- Location in Punjab, India Chak Chela (India)
- Coordinates: 31°09′51″N 75°16′24″E﻿ / ﻿31.164243°N 75.2733951°E
- Country: India
- State: Punjab
- District: Jalandhar
- Tehsil: Shahkot

Government
- • Type: Panchayat raj
- • Body: Gram panchayat
- Elevation: 240 m (790 ft)

Population (2011)
- • Total: 1,142
- Sex ratio 567/575 ♂/♀

Languages
- • Official: Punjabi
- Time zone: UTC+5:30 (IST)
- ISO 3166 code: IN-PB
- Vehicle registration: PB- 08
- Website: jalandhar.nic.in

= Chak Chela =

Chak Chela is a village in Shahkot in Jalandhar district of Punjab State, India.
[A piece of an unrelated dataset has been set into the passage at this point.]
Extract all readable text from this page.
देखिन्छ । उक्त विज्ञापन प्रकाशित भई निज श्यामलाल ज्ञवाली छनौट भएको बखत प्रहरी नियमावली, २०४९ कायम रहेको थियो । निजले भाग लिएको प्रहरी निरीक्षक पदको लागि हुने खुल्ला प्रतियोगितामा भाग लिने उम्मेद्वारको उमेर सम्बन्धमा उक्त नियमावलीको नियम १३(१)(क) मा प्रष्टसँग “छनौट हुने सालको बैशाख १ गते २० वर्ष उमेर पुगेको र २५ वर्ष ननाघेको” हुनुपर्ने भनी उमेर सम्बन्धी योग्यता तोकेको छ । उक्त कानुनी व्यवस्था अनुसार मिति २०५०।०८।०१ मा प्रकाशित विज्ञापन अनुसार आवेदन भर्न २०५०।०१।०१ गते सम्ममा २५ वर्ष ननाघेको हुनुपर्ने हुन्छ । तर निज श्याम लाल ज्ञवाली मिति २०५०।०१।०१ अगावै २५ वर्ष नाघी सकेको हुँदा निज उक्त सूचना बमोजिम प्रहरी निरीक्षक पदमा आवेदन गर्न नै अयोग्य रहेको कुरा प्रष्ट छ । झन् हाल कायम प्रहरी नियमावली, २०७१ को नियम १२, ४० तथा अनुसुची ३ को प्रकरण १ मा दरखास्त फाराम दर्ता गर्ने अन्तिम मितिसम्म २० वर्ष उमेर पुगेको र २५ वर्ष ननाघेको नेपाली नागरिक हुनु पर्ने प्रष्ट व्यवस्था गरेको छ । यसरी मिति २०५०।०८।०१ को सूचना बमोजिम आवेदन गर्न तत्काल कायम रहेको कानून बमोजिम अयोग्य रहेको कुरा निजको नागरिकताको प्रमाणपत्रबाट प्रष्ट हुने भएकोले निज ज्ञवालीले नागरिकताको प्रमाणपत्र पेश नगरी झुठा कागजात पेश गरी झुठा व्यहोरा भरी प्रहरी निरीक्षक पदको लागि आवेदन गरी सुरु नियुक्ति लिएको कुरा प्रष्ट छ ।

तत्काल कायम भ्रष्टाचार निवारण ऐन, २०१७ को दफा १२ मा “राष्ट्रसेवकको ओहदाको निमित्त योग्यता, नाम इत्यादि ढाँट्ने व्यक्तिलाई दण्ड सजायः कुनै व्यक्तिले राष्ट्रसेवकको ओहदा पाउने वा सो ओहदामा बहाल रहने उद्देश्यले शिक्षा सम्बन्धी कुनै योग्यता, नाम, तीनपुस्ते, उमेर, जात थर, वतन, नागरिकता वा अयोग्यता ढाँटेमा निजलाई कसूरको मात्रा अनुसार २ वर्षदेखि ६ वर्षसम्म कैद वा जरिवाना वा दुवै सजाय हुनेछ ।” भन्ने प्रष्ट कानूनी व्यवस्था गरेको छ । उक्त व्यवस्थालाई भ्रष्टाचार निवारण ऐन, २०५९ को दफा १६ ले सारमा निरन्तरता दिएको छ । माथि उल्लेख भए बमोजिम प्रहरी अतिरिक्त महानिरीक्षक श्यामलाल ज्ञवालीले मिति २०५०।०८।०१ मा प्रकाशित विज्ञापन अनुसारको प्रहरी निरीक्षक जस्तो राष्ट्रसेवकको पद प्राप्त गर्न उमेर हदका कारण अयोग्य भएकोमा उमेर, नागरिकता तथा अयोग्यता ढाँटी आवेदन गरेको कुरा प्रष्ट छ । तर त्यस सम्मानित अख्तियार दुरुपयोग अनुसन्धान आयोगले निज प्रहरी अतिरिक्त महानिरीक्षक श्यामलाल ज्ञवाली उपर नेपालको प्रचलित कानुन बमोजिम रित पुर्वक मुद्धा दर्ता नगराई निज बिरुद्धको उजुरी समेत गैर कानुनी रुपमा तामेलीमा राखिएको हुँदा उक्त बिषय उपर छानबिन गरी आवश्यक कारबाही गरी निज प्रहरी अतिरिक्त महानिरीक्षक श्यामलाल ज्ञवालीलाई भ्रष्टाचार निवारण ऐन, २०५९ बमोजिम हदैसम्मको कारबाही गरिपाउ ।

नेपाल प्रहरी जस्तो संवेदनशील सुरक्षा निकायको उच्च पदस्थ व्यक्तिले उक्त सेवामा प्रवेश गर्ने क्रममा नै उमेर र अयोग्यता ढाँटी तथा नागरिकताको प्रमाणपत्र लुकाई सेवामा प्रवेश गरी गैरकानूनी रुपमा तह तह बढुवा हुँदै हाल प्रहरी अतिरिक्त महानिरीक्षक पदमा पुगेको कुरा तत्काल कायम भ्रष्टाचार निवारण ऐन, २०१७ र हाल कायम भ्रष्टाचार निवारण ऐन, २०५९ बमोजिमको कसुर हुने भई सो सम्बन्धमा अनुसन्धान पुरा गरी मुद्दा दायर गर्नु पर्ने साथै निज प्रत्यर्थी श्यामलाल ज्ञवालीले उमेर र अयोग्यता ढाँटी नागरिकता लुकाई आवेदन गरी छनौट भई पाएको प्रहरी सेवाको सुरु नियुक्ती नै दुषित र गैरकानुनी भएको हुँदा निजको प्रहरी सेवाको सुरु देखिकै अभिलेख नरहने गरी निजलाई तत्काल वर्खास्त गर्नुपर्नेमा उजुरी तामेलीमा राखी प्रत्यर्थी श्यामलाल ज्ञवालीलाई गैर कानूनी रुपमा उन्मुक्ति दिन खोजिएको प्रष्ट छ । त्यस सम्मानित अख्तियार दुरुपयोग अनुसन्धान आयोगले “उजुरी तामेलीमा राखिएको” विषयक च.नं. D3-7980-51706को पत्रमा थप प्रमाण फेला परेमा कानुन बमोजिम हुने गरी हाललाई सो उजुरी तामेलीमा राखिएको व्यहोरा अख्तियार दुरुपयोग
It is located 14 km from Shahkot, 22 km from Nakodar, 37 km from district headquarter Jalandhar and 177 km from state capital Chandigarh. The village is administrated by a sarpanch who is an elected representative of village as per Panchayati raj (India).

== Transport ==
Shahkot Malisian station is the nearest train station. The village is 83 km away from domestic airport in Ludhiana and the nearest international airport is located in Chandigarh also Sri Guru Ram Dass Jee International Airport is the second nearest airport which is 98 km away in Amritsar.